Mientras observo este circo, me viene el recuerdo figurado de Diógenes en su tonel, y me digo que, ni aun cambiando su lámpara por un reflector industrial, ni aun así, encontraría entre esta feria de impostores a un solo escritor que justificara la tala de un solo árbol.

No quise —más al contrarío, intentaba alejarme, volver al subsuelo— acercarme a ningún puesto; no tenía la menor intención de acercarme al tsunami de mediocridad encuadernada que inundaba las mesas; no quería, pero, aun sin quererlo, capté de reojo el título de un libro que, curiosamente, resumía perfectamente toda la farsa: "Mis versos al viento". ¡Qué involuntaria confesión! ¡Qué admirable sinceridad! Porque, efectivamente, ¿qué otro destino merecen tantos cientos de miles de frases pestilentes sino la de ser arrastradas por las corrientes de aire hasta disolverse en la nada?

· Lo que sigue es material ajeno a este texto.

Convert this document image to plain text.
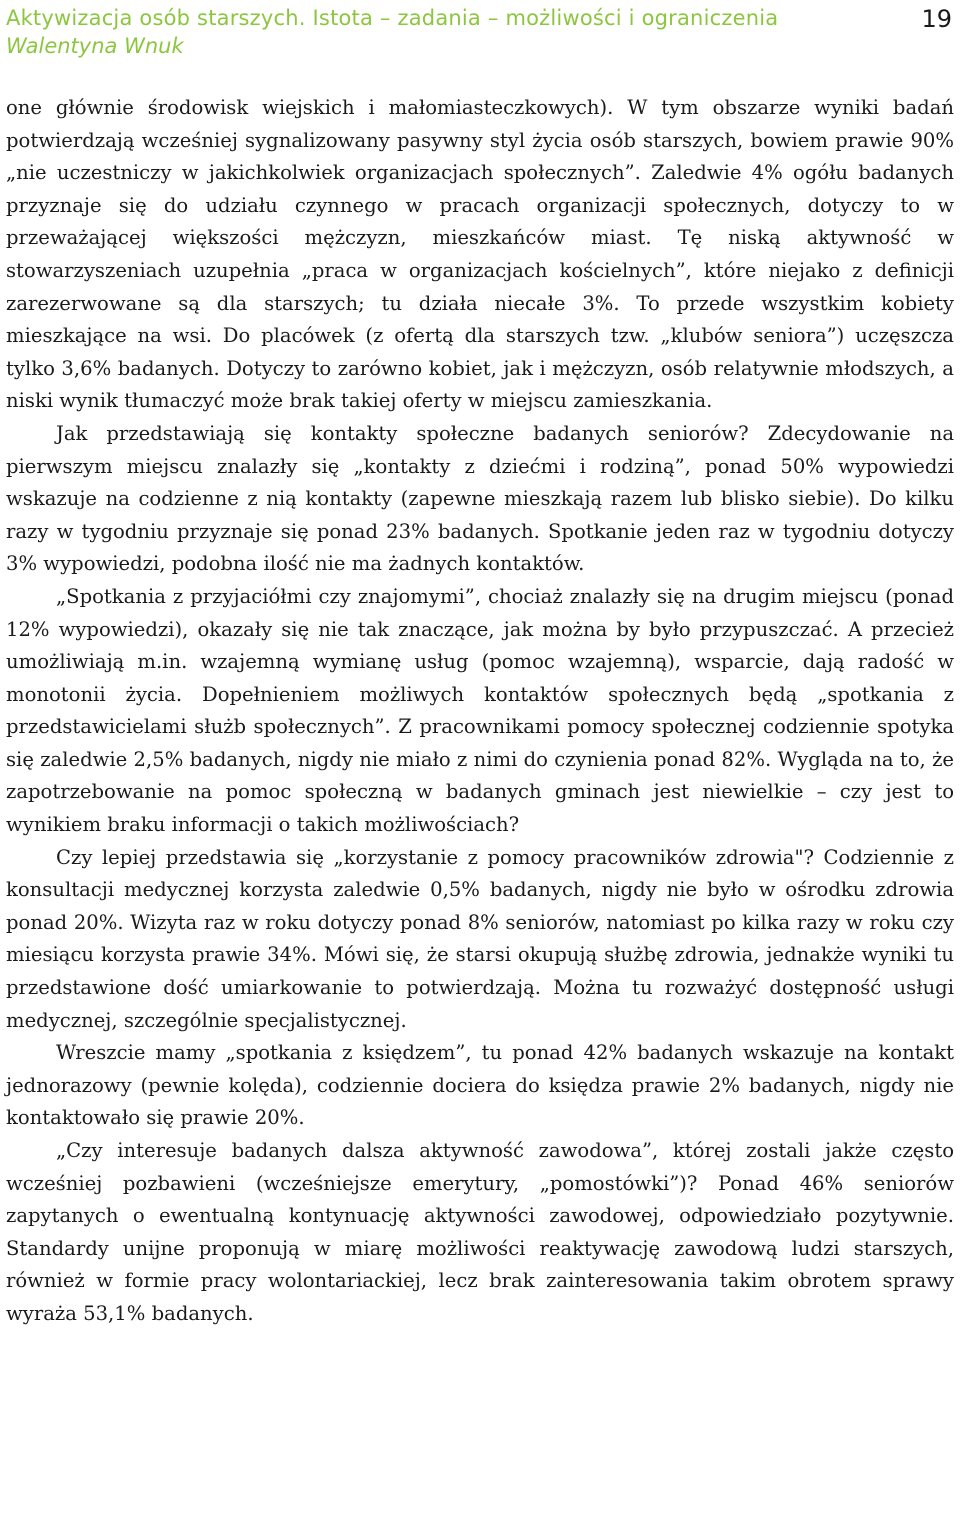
Aktywizacja osób starszych. Istota – zadania – możliwości i ograniczenia
Walentyna Wnuk
19

one głównie środowisk wiejskich i małomiasteczkowych). W tym obszarze wyniki badań potwierdzają wcześniej sygnalizowany pasywny styl życia osób starszych, bowiem prawie 90% „nie uczestniczy w jakichkolwiek organizacjach społecznych”. Zaledwie 4% ogółu badanych przyznaje się do udziału czynnego w pracach organizacji społecznych, dotyczy to w przeważającej większości mężczyzn, mieszkańców miast. Tę niską aktywność w stowarzyszeniach uzupełnia „praca w organizacjach kościelnych”, które niejako z definicji zarezerwowane są dla starszych; tu działa niecałe 3%. To przede wszystkim kobiety mieszkające na wsi. Do placówek (z ofertą dla starszych tzw. „klubów seniora”) uczęszcza tylko 3,6% badanych. Dotyczy to zarówno kobiet, jak i mężczyzn, osób relatywnie młodszych, a niski wynik tłumaczyć może brak takiej oferty w miejscu zamieszkania.

Jak przedstawiają się kontakty społeczne badanych seniorów? Zdecydowanie na pierwszym miejscu znalazły się „kontakty z dziećmi i rodziną”, ponad 50% wypowiedzi wskazuje na codzienne z nią kontakty (zapewne mieszkają razem lub blisko siebie). Do kilku razy w tygodniu przyznaje się ponad 23% badanych. Spotkanie jeden raz w tygodniu dotyczy 3% wypowiedzi, podobna ilość nie ma żadnych kontaktów.

„Spotkania z przyjaciółmi czy znajomymi”, chociaż znalazły się na drugim miejscu (ponad 12% wypowiedzi), okazały się nie tak znaczące, jak można by było przypuszczać. A przecież umożliwiają m.in. wzajemną wymianę usług (pomoc wzajemną), wsparcie, dają radość w monotonii życia. Dopełnieniem możliwych kontaktów społecznych będą „spotkania z przedstawicielami służb społecznych”. Z pracownikami pomocy społecznej codziennie spotyka się zaledwie 2,5% badanych, nigdy nie miało z nimi do czynienia ponad 82%. Wygląda na to, że zapotrzebowanie na pomoc społeczną w badanych gminach jest niewielkie – czy jest to wynikiem braku informacji o takich możliwościach?

Czy lepiej przedstawia się „korzystanie z pomocy pracowników zdrowia"? Codziennie z konsultacji medycznej korzysta zaledwie 0,5% badanych, nigdy nie było w ośrodku zdrowia ponad 20%. Wizyta raz w roku dotyczy ponad 8% seniorów, natomiast po kilka razy w roku czy miesiącu korzysta prawie 34%. Mówi się, że starsi okupują służbę zdrowia, jednakże wyniki tu przedstawione dość umiarkowanie to potwierdzają. Można tu rozważyć dostępność usługi medycznej, szczególnie specjalistycznej.

Wreszcie mamy „spotkania z księdzem”, tu ponad 42% badanych wskazuje na kontakt jednorazowy (pewnie kolęda), codziennie dociera do księdza prawie 2% badanych, nigdy nie kontaktowało się prawie 20%.

„Czy interesuje badanych dalsza aktywność zawodowa”, której zostali jakże często wcześniej pozbawieni (wcześniejsze emerytury, „pomostówki”)? Ponad 46% seniorów zapytanych o ewentualną kontynuację aktywności zawodowej, odpowiedziało pozytywnie. Standardy unijne proponują w miarę możliwości reaktywację zawodową ludzi starszych, również w formie pracy wolontariackiej, lecz brak zainteresowania takim obrotem sprawy wyraża 53,1% badanych.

Cuando ya llegaba a boca de metro de Diagonal, comenzando a serntir cierto alivio, me acordé de mi amigo Bredlow quien por alguna razón me traía siempre a las mientes a nuestro mutuamente admirado Nietzche y pensé en la transvaloración de los valores. Efectivamente, lo que comenzó como un genuino acercamiento del libro al ciudadano se ha convertido en un aquelarre donde el contenido es lo de menos y la forma —el espectáculo, el selfie, la firma, la rosa— lo es todo.